6. Modifier 52 (Reduced Services): This modifier is used when a service or procedure is partially reduced or eliminated at the physician's discretion.
7. Modifier 53 (Discontinued Procedure): This modifier is used when a procedure is started but discontinued due to extenuating circumstances or those that threaten the well-being of the patient.
8. Modifier 22 (Increased Procedural Services): This modifier is used when the work required to provide a service is substantially greater than typically required.

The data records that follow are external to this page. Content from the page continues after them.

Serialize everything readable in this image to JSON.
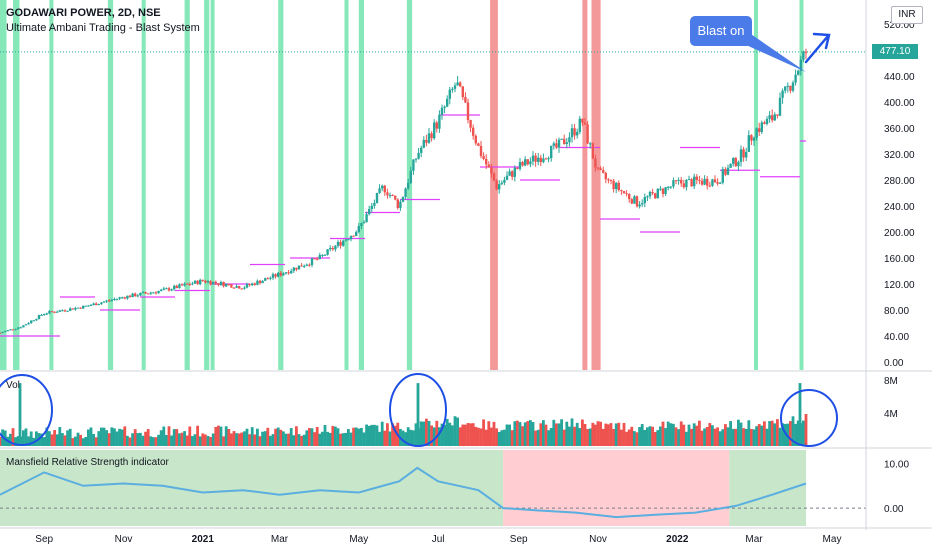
{
  "header": {
    "title": "GODAWARI POWER, 2D, NSE",
    "subtitle": "Ultimate Ambani Trading - Blast System",
    "currency": "INR",
    "last_price": "477.10"
  },
  "annotation": {
    "callout_text": "Blast on"
  },
  "colors": {
    "bull": "#26a69a",
    "bear": "#ef5350",
    "magenta_level": "#e040fb",
    "green_band": "#5ee0a0",
    "red_band": "#f08080",
    "rs_line": "#5aaee0",
    "rs_pos_fill": "#c8e6c9",
    "rs_neg_fill": "#ffcdd2",
    "circle": "#1e4fe6"
  },
  "chart_data": [
    {
      "type": "candlestick",
      "title": "GODAWARI POWER, 2D, NSE",
      "x": [
        "2020-07-29",
        "2020-08-15",
        "2020-09-01",
        "2020-10-01",
        "2020-11-01",
        "2020-12-01",
        "2021-01-01",
        "2021-02-01",
        "2021-03-01",
        "2021-04-01",
        "2021-05-01",
        "2021-05-20",
        "2021-06-01",
        "2021-06-15",
        "2021-07-01",
        "2021-07-15",
        "2021-08-01",
        "2021-08-15",
        "2021-09-01",
        "2021-10-01",
        "2021-10-20",
        "2021-11-01",
        "2021-12-01",
        "2022-01-01",
        "2022-02-01",
        "2022-02-20",
        "2022-03-01",
        "2022-03-15",
        "2022-04-01",
        "2022-04-10"
      ],
      "close": [
        45,
        55,
        75,
        85,
        100,
        110,
        125,
        115,
        135,
        160,
        205,
        270,
        240,
        320,
        370,
        430,
        330,
        270,
        300,
        330,
        370,
        290,
        245,
        275,
        280,
        320,
        355,
        375,
        440,
        477.1
      ],
      "ylim": [
        0,
        540
      ],
      "y_ticks": [
        "0.00",
        "40.00",
        "80.00",
        "120.00",
        "160.00",
        "200.00",
        "240.00",
        "280.00",
        "320.00",
        "360.00",
        "400.00",
        "440.00",
        "480.00",
        "520.00"
      ],
      "x_ticks": [
        "Sep",
        "Nov",
        "2021",
        "Mar",
        "May",
        "Jul",
        "Sep",
        "Nov",
        "2022",
        "Mar",
        "May"
      ],
      "signal_bands_green": [
        [
          "2020-07-29",
          "2020-08-03"
        ],
        [
          "2020-08-08",
          "2020-08-13"
        ],
        [
          "2020-09-05",
          "2020-09-08"
        ],
        [
          "2020-10-20",
          "2020-10-24"
        ],
        [
          "2020-11-15",
          "2020-11-18"
        ],
        [
          "2020-12-18",
          "2020-12-22"
        ],
        [
          "2021-01-02",
          "2021-01-06"
        ],
        [
          "2021-01-07",
          "2021-01-10"
        ],
        [
          "2021-02-28",
          "2021-03-04"
        ],
        [
          "2021-04-20",
          "2021-04-23"
        ],
        [
          "2021-05-01",
          "2021-05-05"
        ],
        [
          "2021-06-07",
          "2021-06-11"
        ],
        [
          "2022-03-01",
          "2022-03-04"
        ],
        [
          "2022-04-05",
          "2022-04-08"
        ]
      ],
      "signal_bands_red": [
        [
          "2021-08-10",
          "2021-08-16"
        ],
        [
          "2021-10-20",
          "2021-10-23"
        ],
        [
          "2021-10-27",
          "2021-11-03"
        ]
      ]
    },
    {
      "type": "bar",
      "title": "Vol",
      "y_ticks": [
        "4M",
        "8M"
      ],
      "ylim": [
        0,
        9000000
      ]
    },
    {
      "type": "area",
      "title": "Mansfield Relative Strength indicator",
      "x": [
        "2020-07-29",
        "2020-09-01",
        "2020-10-01",
        "2020-11-01",
        "2020-12-01",
        "2021-01-01",
        "2021-02-01",
        "2021-03-01",
        "2021-04-01",
        "2021-05-01",
        "2021-06-01",
        "2021-06-15",
        "2021-07-01",
        "2021-08-01",
        "2021-08-20",
        "2021-09-15",
        "2021-10-15",
        "2021-11-15",
        "2021-12-15",
        "2022-01-15",
        "2022-02-15",
        "2022-03-15",
        "2022-04-10"
      ],
      "values": [
        3,
        8,
        5,
        5.5,
        5,
        3.5,
        4,
        3,
        4,
        3.5,
        6,
        9,
        6,
        4,
        0,
        -0.5,
        -1,
        -2,
        -1.5,
        -1,
        0.5,
        3,
        5.5
      ],
      "y_ticks": [
        "0.00",
        "10.00"
      ],
      "ylim": [
        -4,
        13
      ]
    }
  ]
}
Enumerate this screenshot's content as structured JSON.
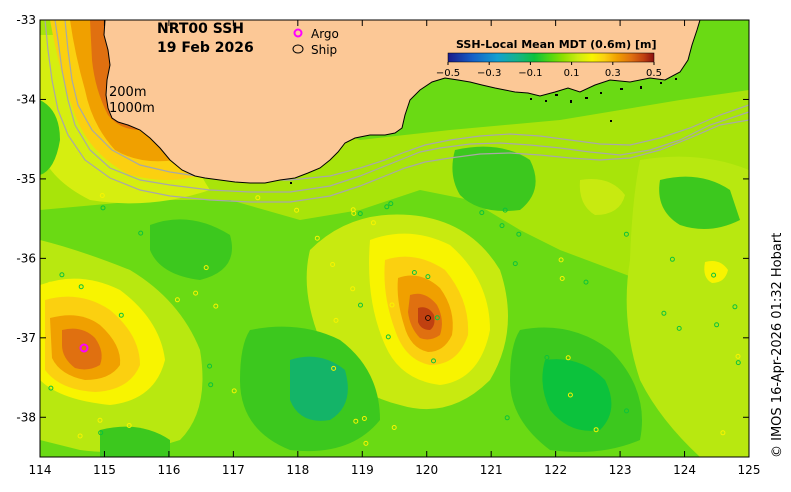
{
  "map": {
    "title_line1": "NRT00 SSH",
    "title_line2": "19 Feb 2026",
    "legend_argo": "Argo",
    "legend_ship": "Ship",
    "depth_label_1": "200m",
    "depth_label_2": "1000m",
    "credit": "© IMOS 16-Apr-2026 01:32 Hobart",
    "lon_ticks": [
      "114",
      "115",
      "116",
      "117",
      "118",
      "119",
      "120",
      "121",
      "122",
      "123",
      "124",
      "125"
    ],
    "lat_ticks": [
      "-33",
      "-34",
      "-35",
      "-36",
      "-37",
      "-38"
    ],
    "lon_range": [
      114,
      125
    ],
    "lat_range": [
      -38.5,
      -33
    ],
    "colors": {
      "land": "#fcc896",
      "argo": "#ff00ff",
      "contour": "#a8a8a8",
      "coast": "#000000"
    }
  },
  "colorbar": {
    "title": "SSH-Local Mean MDT (0.6m) [m]",
    "tick_labels": [
      "−0.5",
      "−0.3",
      "−0.1",
      "0.1",
      "0.3",
      "0.5"
    ],
    "range": [
      -0.5,
      0.5
    ],
    "stops": [
      "#1a1a8a",
      "#1560c8",
      "#12a0d0",
      "#14b488",
      "#0cc23c",
      "#55d810",
      "#90e000",
      "#ccec10",
      "#f8f400",
      "#fbd010",
      "#f0a000",
      "#e07010",
      "#c04010",
      "#8a1010"
    ]
  }
}
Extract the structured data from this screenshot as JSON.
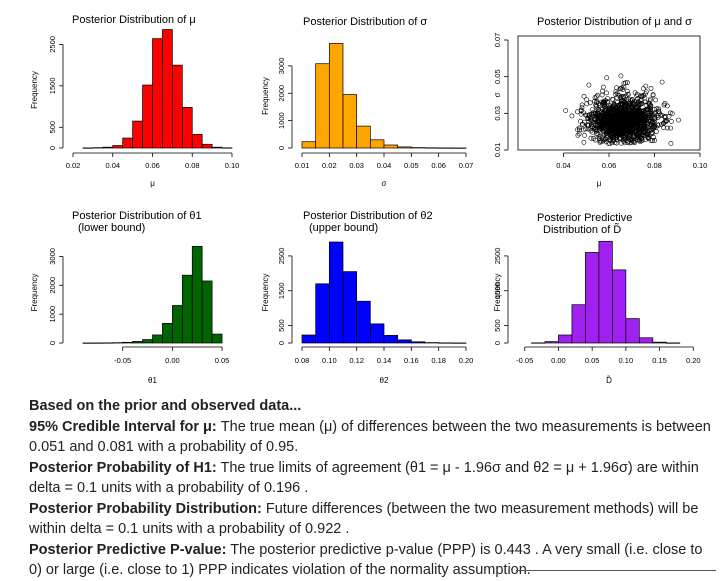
{
  "chart_data": [
    {
      "type": "bar",
      "title": "Posterior Distribution of μ",
      "xlabel": "μ",
      "ylabel": "Frequency",
      "color": "#ff0000",
      "xlim": [
        0.02,
        0.1
      ],
      "ylim": [
        0,
        2800
      ],
      "xticks": [
        "0.02",
        "0.04",
        "0.06",
        "0.08",
        "0.10"
      ],
      "yticks": [
        "0",
        "500",
        "1500",
        "2500"
      ],
      "bin_width": 0.005,
      "bin_starts": [
        0.025,
        0.03,
        0.035,
        0.04,
        0.045,
        0.05,
        0.055,
        0.06,
        0.065,
        0.07,
        0.075,
        0.08,
        0.085,
        0.09,
        0.095
      ],
      "values": [
        3,
        8,
        20,
        60,
        240,
        650,
        1520,
        2640,
        2860,
        2000,
        980,
        330,
        90,
        20,
        5
      ]
    },
    {
      "type": "bar",
      "title": "Posterior Distribution of σ",
      "xlabel": "σ",
      "ylabel": "Frequency",
      "color": "#ffa500",
      "xlim": [
        0.01,
        0.07
      ],
      "ylim": [
        0,
        3800
      ],
      "xticks": [
        "0.01",
        "0.02",
        "0.03",
        "0.04",
        "0.05",
        "0.06",
        "0.07"
      ],
      "yticks": [
        "0",
        "1000",
        "2000",
        "3000"
      ],
      "bin_width": 0.005,
      "bin_starts": [
        0.01,
        0.015,
        0.02,
        0.025,
        0.03,
        0.035,
        0.04,
        0.045,
        0.05,
        0.055,
        0.06,
        0.065
      ],
      "values": [
        230,
        3080,
        3820,
        1950,
        800,
        300,
        110,
        40,
        15,
        8,
        4,
        2
      ]
    },
    {
      "type": "scatter",
      "title": "Posterior Distribution of μ and σ",
      "xlabel": "μ",
      "ylabel": "σ",
      "xlim": [
        0.02,
        0.1
      ],
      "ylim": [
        0.01,
        0.07
      ],
      "xticks": [
        "0.04",
        "0.06",
        "0.08",
        "0.10"
      ],
      "yticks": [
        "0.01",
        "0.03",
        "0.05",
        "0.07"
      ],
      "points_note": "≈10000 posterior draws, μ centred at 0.066, σ centred at 0.024"
    },
    {
      "type": "bar",
      "title": "Posterior Distribution of θ1",
      "subtitle": "(lower bound)",
      "xlabel": "θ1",
      "ylabel": "Frequency",
      "color": "#006400",
      "xlim": [
        -0.1,
        0.06
      ],
      "ylim": [
        0,
        3500
      ],
      "xticks": [
        "-0.05",
        "0.00",
        "0.05"
      ],
      "yticks": [
        "0",
        "1000",
        "2000",
        "3000"
      ],
      "bin_width": 0.01,
      "bin_starts": [
        -0.09,
        -0.08,
        -0.07,
        -0.06,
        -0.05,
        -0.04,
        -0.03,
        -0.02,
        -0.01,
        0.0,
        0.01,
        0.02,
        0.03,
        0.04
      ],
      "values": [
        2,
        3,
        6,
        12,
        25,
        55,
        120,
        280,
        680,
        1300,
        2350,
        3350,
        2150,
        310
      ]
    },
    {
      "type": "bar",
      "title": "Posterior Distribution of θ2",
      "subtitle": "(upper bound)",
      "xlabel": "θ2",
      "ylabel": "Frequency",
      "color": "#0000ff",
      "xlim": [
        0.08,
        0.2
      ],
      "ylim": [
        0,
        2900
      ],
      "xticks": [
        "0.08",
        "0.10",
        "0.12",
        "0.14",
        "0.16",
        "0.18",
        "0.20"
      ],
      "yticks": [
        "0",
        "500",
        "1500",
        "2500"
      ],
      "bin_width": 0.01,
      "bin_starts": [
        0.08,
        0.09,
        0.1,
        0.11,
        0.12,
        0.13,
        0.14,
        0.15,
        0.16,
        0.17,
        0.18,
        0.19
      ],
      "values": [
        230,
        1700,
        2900,
        2050,
        1200,
        550,
        220,
        90,
        35,
        12,
        4,
        2
      ]
    },
    {
      "type": "bar",
      "title": "Posterior Predictive",
      "subtitle": "Distribution of D̃",
      "xlabel": "D̃",
      "ylabel": "Frequency",
      "color": "#a020f0",
      "xlim": [
        -0.06,
        0.21
      ],
      "ylim": [
        0,
        2900
      ],
      "xticks": [
        "-0.05",
        "0.00",
        "0.05",
        "0.10",
        "0.15",
        "0.20"
      ],
      "yticks": [
        "0",
        "500",
        "1500",
        "2500"
      ],
      "bin_width": 0.02,
      "bin_starts": [
        -0.04,
        -0.02,
        0.0,
        0.02,
        0.04,
        0.06,
        0.08,
        0.1,
        0.12,
        0.14,
        0.16
      ],
      "values": [
        5,
        40,
        230,
        1100,
        2600,
        2920,
        2100,
        700,
        150,
        25,
        3
      ]
    }
  ],
  "summary": {
    "intro": "Based on the prior and observed data...",
    "ci_label": "95% Credible Interval for μ:",
    "ci_text": " The true mean (μ) of differences between the two measurements is between 0.051 and 0.081 with a probability of 0.95.",
    "h1_label": "Posterior Probability of H1:",
    "h1_text": " The true limits of agreement (θ1 = μ - 1.96σ and θ2 = μ + 1.96σ) are within delta = 0.1 units with a probability of 0.196 .",
    "ppd_label": "Posterior Probability Distribution:",
    "ppd_text": " Future differences (between the two measurement methods) will be within delta = 0.1 units with a probability of 0.922 .",
    "ppp_label": "Posterior Predictive P-value:",
    "ppp_text": " The posterior predictive p-value (PPP) is 0.443 . A very small (i.e. close to 0) or large (i.e. close to 1) PPP indicates violation of the normality assumption."
  }
}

9. Modifier 51 (Multiple Procedures): This modifier is used when multiple procedures are performed during the same session by the same provider.
10. Modifier 99 (Multiple Modifiers): This modifier is used when two or more modifiers are necessary to describe the service provided.
The use of these modifiers depends on the specific details of the service provided, including the setting, the provider's role, and any unique circumstances surrounding the procedure. Always ensure compliance with payer-specific guidelines when applying modifiers.
The CPT code 74240 is reimbursed by Medicare, as it is included in the Medicare Physician Fee Schedule (MPFS). The MPFS outlines the payment rates for services and procedures covered under Medicare Part B, and CPT code 74240 is listed within this schedule.
However, it's important to note that reimbursement can vary based on geographic location and other factors, as determined by the local Medicare Administrative Contractor (MAC). Each MAC is responsible for processing claims and setting specific payment rates within their jurisdiction, so healthcare providers should verify the reimbursement details with their respective MAC to ensure accurate billing and payment for CPT code 74240.